IL33-regulated NPM1 promotes fibroblast-to-myofibroblast transition via ERK/AP-1 signaling in silica-induced pulmonary fibrosis

Abstract

Abstract Background: Silicosis is a global occupational lung disease caused by the accumulation of silica dust. There is a lack of effective clinical drugs, and the pathogenic mechanisms remain obscure. Interleukin 33 (IL33), a pleiotropic cytokine, could promote wound healing and tissue repair via the receptor ST2. However, the mechanisms by which IL33 involves in silicosis progression need further exploration. Results: Here, we demonstrated that the IL33 levels in the lung sections were significantly overexpressed after bleomycin (BLM) and silica treatment. ChIP assay, knockdown and reverse experiments were performed in lung fibroblasts to prove gene interaction following exogenous IL33 treatment or co-cultured with silica-treated lung epithelial cells.

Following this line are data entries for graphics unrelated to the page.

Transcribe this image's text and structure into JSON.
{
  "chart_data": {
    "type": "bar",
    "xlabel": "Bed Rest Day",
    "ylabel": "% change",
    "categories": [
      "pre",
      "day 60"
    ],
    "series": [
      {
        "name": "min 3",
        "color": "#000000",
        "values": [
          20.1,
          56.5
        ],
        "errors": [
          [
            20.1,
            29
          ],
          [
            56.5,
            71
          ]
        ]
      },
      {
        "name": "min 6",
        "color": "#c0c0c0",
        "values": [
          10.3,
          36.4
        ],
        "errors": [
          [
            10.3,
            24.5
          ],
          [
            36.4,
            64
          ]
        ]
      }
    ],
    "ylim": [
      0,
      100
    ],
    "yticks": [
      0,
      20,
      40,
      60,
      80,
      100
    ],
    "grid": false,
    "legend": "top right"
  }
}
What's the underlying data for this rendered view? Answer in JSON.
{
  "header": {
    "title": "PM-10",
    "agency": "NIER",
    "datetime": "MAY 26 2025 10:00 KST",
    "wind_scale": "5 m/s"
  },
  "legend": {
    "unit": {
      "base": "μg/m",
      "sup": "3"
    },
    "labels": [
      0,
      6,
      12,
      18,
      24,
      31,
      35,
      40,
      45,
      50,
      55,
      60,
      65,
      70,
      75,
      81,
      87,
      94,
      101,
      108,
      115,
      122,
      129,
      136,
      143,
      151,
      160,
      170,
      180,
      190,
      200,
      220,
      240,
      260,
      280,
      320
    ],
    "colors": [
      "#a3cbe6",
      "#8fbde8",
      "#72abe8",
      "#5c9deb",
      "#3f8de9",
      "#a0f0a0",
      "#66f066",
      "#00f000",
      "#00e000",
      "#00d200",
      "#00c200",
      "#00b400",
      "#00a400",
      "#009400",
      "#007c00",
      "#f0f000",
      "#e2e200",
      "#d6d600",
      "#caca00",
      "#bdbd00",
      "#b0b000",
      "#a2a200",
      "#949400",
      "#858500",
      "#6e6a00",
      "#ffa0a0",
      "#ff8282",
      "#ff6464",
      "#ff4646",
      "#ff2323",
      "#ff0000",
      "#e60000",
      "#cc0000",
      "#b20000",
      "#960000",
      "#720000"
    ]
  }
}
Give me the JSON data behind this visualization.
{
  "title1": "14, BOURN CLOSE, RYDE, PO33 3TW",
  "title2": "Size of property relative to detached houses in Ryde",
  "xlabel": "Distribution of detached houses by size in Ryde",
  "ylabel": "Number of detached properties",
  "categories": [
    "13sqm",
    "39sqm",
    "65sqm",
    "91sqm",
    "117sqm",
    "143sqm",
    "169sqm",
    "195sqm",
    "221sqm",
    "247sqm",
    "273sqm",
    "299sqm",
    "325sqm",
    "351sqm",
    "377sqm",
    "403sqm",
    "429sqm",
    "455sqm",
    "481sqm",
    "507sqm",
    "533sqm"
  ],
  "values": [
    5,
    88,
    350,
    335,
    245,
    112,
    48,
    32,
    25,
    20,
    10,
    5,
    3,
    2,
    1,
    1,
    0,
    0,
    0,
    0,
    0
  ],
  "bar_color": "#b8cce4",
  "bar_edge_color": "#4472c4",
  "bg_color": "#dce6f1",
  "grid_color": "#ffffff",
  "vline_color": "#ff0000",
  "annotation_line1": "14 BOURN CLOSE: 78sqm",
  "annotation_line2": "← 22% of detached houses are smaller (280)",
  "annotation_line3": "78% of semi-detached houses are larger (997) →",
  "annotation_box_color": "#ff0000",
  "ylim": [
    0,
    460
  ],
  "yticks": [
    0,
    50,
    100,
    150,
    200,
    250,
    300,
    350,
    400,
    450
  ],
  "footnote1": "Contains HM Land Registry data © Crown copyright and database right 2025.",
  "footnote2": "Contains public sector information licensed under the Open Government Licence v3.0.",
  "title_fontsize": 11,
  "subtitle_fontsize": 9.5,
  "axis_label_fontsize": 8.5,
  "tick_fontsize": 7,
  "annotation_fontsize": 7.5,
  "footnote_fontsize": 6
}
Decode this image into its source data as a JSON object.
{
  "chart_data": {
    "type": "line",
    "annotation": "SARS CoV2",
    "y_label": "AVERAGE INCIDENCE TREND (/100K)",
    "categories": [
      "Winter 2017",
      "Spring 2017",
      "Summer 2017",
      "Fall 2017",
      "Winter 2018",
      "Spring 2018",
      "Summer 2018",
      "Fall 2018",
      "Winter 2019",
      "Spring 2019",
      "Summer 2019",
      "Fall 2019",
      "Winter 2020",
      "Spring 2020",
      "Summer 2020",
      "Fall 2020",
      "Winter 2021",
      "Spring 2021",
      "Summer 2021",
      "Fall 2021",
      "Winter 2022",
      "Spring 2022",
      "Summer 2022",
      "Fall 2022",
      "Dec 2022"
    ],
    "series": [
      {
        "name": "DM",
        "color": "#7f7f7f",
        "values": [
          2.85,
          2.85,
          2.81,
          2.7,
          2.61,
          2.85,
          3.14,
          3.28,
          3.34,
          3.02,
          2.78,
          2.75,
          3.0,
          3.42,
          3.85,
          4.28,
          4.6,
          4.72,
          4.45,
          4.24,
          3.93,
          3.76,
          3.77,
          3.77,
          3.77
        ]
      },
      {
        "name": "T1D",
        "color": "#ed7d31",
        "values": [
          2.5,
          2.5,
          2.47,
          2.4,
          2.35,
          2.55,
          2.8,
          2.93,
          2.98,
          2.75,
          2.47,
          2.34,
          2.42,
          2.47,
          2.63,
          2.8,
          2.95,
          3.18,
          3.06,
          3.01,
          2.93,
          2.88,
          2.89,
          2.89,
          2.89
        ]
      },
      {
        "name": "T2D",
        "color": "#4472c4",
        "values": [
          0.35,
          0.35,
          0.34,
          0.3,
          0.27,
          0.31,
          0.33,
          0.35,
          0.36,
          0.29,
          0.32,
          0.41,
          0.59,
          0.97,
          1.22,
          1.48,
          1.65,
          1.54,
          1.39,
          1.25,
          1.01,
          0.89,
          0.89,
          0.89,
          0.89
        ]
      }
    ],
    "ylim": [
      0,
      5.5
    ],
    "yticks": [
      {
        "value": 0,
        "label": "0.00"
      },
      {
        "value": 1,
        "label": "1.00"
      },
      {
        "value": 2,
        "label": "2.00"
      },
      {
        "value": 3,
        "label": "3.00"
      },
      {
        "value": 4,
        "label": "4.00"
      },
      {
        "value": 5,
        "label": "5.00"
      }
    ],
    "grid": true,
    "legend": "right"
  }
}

Mechanistically, we illustrated that silica-stimulated lung epithelial cells secreted IL33 and further promoted the activation, proliferation, and migration of pulmonary fibroblasts by activating the ERK/AP-1/NPM1 signaling pathway in vitro. Also, Treatment with NPM1 siRNA-loaded liposomes markedly protected mice from silica-induced pulmonary fibrosis in vivo. Conclusions: In this study, we identified that NPM1 could involve in the progression of silicosis, which was regulated by IL33/ERK/AP-1 signaling. And treatment methods targeting this pathway may provide new anti-fibrotic clues in pulmonary fibrosis.